Behavioral insights have played the most obvious role in finance, where behavioral finance has become its own thriving field. A better understanding of human behavior may provide a more useful framework for analyzing public finance issues, such as social insurance, income support and redistribution, and taxation. For example, in Policy and Choice (2011), Congdon, Kling, and Mullainathan explore how psychological factors, like framing, help reshape key concepts in public finance, such as moral hazards (e.g. unemployment insurance muting the incentives of unemployed individuals to return to work) and deadweight loss (e.g. taxation). More recently, Chetty et al. (2014) use Danish administrative wealth data to show that defaults are a more effective way to increase savings rates than changes in tax subsidies.

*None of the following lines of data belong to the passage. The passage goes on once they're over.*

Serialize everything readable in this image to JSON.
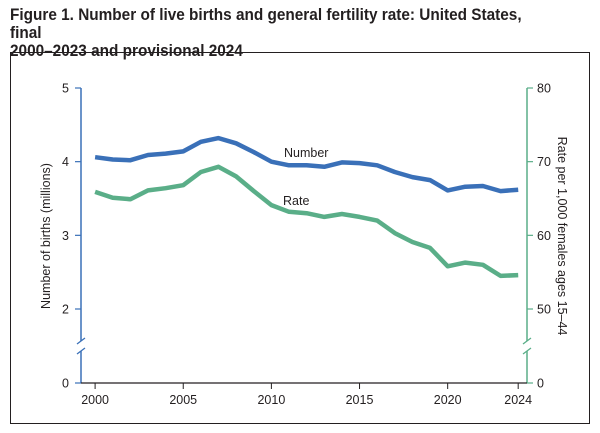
{
  "figure": {
    "title_line1": "Figure 1. Number of live births and general fertility rate: United States, final",
    "title_line2": "2000–2023 and provisional 2024"
  },
  "chart_data": {
    "type": "line",
    "x": [
      2000,
      2001,
      2002,
      2003,
      2004,
      2005,
      2006,
      2007,
      2008,
      2009,
      2010,
      2011,
      2012,
      2013,
      2014,
      2015,
      2016,
      2017,
      2018,
      2019,
      2020,
      2021,
      2022,
      2023,
      2024
    ],
    "xticks": [
      "2000",
      "2005",
      "2010",
      "2015",
      "2020",
      "2024"
    ],
    "xtick_values": [
      2000,
      2005,
      2010,
      2015,
      2020,
      2024
    ],
    "xlim": [
      1999.2,
      2024.5
    ],
    "left_axis": {
      "label": "Number of births (millions)",
      "ticks": [
        "0",
        "2",
        "3",
        "4",
        "5"
      ],
      "tick_values": [
        0,
        2,
        3,
        4,
        5
      ],
      "axis_break": true
    },
    "right_axis": {
      "label": "Rate per 1,000 females ages 15–44",
      "ticks": [
        "0",
        "50",
        "60",
        "70",
        "80"
      ],
      "tick_values": [
        0,
        50,
        60,
        70,
        80
      ],
      "axis_break": true
    },
    "grid": false,
    "series": [
      {
        "name": "Number",
        "axis": "left",
        "color": "#3a70b8",
        "values": [
          4.06,
          4.03,
          4.02,
          4.09,
          4.11,
          4.14,
          4.27,
          4.32,
          4.25,
          4.13,
          4.0,
          3.95,
          3.95,
          3.93,
          3.99,
          3.98,
          3.95,
          3.86,
          3.79,
          3.75,
          3.61,
          3.66,
          3.67,
          3.6,
          3.62
        ]
      },
      {
        "name": "Rate",
        "axis": "right",
        "color": "#5aae88",
        "values": [
          65.9,
          65.1,
          64.9,
          66.1,
          66.4,
          66.8,
          68.6,
          69.3,
          68.0,
          66.0,
          64.1,
          63.2,
          63.0,
          62.5,
          62.9,
          62.5,
          62.0,
          60.3,
          59.1,
          58.3,
          55.8,
          56.3,
          56.0,
          54.5,
          54.6
        ]
      }
    ]
  }
}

Choice architecture describes the different ways in which options can be presented to consumers, and the impact of that presentation on decision-making. For example, in Nudge: Improving Decisions About Health, Wealth, and Happiness (2009), Thaler and Sunstein show how choice architecture can successfully nudge people toward better decisions. More recently, Johnson et al. (2013) examine how well people make choices, how well they think they do, and what can be done to improve these choices in the new health insurance exchanges. They show that performance can be improved by providing calculation aids and by choosing a "smart" default.